Event Classification by Physics-Informed Inpainting for Distributed Multichannel Acoustic Sensor with Partially Degraded Channels
Publication Date: 5/4/2026
Event: 2026 IEEE International Conference on Acoustics, Speech, and Signal Processing (ICASSP 2026)
Reference: pp. 14857-14861, 2026
Authors: Noriyuki Tonami, NEC Corporation; Wataru Kohno, NEC Laboratories America, Inc.; Yoshiyuki Yajima, NEC Corporation; Saikiko Mishima, NEC Corporation; Yumi Arai, NEC Corporation; Reishi Kondo, NEC Corporation; Tomoyuki Hino, NEC Corporation
Abstract: Distributed multichannel acoustic sensing (DMAS) enables large-scale sound event classification (SEC), but performance drops when many channels are degraded and when sensor layouts at test time differ from training layouts.
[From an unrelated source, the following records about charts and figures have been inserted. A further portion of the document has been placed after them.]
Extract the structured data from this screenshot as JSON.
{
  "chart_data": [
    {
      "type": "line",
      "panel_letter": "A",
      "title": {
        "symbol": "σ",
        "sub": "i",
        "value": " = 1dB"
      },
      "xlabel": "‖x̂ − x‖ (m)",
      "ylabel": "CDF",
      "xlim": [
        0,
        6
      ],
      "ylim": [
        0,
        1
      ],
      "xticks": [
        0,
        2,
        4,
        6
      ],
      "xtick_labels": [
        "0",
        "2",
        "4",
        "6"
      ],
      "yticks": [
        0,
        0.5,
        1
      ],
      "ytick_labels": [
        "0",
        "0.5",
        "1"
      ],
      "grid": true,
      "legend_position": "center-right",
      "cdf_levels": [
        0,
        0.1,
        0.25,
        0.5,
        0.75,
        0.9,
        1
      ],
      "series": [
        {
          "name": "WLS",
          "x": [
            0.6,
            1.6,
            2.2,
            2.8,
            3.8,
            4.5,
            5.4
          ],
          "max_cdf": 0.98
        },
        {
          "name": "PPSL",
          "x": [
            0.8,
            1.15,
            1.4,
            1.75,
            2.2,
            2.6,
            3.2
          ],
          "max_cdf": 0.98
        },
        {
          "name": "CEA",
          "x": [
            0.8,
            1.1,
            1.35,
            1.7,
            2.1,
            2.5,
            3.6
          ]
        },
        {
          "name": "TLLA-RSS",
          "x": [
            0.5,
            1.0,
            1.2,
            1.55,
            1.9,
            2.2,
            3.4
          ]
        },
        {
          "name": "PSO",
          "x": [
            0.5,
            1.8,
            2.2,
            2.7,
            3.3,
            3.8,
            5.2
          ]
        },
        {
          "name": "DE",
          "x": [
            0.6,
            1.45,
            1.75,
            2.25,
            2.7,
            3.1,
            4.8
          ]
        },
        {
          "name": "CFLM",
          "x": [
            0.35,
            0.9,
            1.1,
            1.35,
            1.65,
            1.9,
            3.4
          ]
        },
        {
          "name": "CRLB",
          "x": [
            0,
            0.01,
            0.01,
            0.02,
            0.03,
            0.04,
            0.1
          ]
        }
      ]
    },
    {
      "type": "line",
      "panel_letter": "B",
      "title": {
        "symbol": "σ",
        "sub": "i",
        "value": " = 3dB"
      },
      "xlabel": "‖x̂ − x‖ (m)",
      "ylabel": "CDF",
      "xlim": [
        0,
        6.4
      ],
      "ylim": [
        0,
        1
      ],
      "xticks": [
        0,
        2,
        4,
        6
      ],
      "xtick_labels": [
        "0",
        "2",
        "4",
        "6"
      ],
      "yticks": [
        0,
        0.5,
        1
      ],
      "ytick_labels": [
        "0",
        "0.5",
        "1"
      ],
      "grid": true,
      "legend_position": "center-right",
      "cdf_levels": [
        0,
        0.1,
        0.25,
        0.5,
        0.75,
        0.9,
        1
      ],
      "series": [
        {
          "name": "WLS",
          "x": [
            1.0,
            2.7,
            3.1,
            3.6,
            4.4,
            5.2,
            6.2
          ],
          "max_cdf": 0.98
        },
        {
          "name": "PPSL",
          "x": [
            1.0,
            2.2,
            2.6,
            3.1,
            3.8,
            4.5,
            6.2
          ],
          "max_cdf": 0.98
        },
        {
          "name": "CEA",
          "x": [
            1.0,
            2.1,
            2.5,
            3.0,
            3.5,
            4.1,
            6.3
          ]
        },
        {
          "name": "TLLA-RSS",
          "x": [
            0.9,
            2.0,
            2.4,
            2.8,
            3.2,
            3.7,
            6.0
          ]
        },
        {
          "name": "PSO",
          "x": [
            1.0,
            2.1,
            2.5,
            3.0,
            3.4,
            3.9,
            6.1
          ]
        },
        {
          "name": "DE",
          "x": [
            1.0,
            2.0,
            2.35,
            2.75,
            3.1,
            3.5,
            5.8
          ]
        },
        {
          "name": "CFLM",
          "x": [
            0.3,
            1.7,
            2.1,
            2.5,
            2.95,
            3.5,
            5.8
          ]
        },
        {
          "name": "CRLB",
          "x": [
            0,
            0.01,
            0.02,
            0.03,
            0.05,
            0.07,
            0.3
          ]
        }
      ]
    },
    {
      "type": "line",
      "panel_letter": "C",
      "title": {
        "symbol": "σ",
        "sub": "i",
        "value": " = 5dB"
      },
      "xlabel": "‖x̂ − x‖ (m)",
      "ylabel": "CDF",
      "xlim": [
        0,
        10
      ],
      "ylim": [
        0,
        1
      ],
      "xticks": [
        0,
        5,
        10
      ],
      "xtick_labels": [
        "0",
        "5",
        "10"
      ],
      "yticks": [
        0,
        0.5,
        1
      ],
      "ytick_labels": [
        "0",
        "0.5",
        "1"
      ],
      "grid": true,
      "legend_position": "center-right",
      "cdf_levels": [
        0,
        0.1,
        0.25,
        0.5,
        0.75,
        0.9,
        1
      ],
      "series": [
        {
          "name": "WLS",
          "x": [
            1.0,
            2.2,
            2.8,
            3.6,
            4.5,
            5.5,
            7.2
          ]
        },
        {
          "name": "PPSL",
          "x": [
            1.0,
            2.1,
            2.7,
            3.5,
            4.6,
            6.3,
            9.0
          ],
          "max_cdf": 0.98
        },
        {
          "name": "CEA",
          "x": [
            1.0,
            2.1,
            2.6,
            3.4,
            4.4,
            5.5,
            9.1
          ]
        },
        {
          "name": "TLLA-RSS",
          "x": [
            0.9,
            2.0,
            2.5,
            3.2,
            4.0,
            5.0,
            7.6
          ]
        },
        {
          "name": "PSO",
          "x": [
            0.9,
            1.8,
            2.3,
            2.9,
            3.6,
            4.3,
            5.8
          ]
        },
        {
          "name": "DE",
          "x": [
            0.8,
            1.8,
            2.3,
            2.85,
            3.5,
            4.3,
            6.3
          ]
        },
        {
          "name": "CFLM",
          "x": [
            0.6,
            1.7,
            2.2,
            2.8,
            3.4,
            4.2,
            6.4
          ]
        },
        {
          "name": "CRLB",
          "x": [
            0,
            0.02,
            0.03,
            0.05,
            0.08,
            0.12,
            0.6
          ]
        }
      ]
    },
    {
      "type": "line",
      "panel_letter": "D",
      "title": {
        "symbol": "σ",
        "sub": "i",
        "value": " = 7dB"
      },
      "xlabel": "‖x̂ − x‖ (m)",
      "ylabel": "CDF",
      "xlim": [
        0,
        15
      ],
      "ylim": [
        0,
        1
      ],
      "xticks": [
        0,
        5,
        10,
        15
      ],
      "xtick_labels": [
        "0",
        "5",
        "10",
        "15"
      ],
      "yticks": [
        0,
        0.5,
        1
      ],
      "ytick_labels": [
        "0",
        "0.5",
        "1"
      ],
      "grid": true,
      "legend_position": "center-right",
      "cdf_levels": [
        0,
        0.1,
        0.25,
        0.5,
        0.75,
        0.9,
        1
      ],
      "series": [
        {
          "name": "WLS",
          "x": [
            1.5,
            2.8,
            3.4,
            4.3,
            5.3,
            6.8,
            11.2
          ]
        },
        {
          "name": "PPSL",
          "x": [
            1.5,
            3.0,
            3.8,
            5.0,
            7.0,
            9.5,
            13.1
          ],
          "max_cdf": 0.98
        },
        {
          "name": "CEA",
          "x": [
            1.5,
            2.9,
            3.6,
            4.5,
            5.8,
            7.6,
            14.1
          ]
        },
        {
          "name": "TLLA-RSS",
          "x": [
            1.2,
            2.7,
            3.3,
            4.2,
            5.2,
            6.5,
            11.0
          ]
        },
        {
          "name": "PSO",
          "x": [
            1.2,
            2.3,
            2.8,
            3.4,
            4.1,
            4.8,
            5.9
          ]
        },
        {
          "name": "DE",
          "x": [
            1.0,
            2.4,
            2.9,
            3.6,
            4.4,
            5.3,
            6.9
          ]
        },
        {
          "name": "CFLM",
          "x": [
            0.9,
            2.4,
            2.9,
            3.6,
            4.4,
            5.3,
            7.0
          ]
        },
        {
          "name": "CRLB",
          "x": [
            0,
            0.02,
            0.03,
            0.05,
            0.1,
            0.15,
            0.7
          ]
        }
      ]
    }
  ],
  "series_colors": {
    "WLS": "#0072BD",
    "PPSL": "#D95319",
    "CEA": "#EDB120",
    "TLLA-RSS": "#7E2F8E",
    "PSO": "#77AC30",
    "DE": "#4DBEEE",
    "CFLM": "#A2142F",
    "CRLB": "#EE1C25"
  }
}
We propose a learning-free, physics-informed inpainting frontend based on reverse time migration (RTM). In this approach, observed multichannel spectrograms are first back-propagated on a 3D grid using an analytic Greens function to form a scene-consistent image, and then forward-projected to reconstruct inpainted signals before log mel feature extraction and transformer-based classification. We evaluate the method on ESC-50 with 50 sensors and three layouts (circular, linear, right-angle), where per-channel SNRs are sampled from ?30 to 0 dB. Compared with an AST baseline, scaling-sparsemax channel selection, and channel-swap augmentation, the proposed RTM frontend achieves the best or competitive accuracy across all layouts, improving accuracy by 13.1 points on the right-angle layout (from 9.7% to 22.8%). Correlation analyses show that spatial weights align more strongly with SNR than with channel source distance, and that higher SNR weight correlation corresponds to higher SEC accuracy. These results demonstrate that a reconstruct-then-project, physics-based preprocessing effectively complements learning-only methods for DMAS under layout-open configurations and severe channel degradation.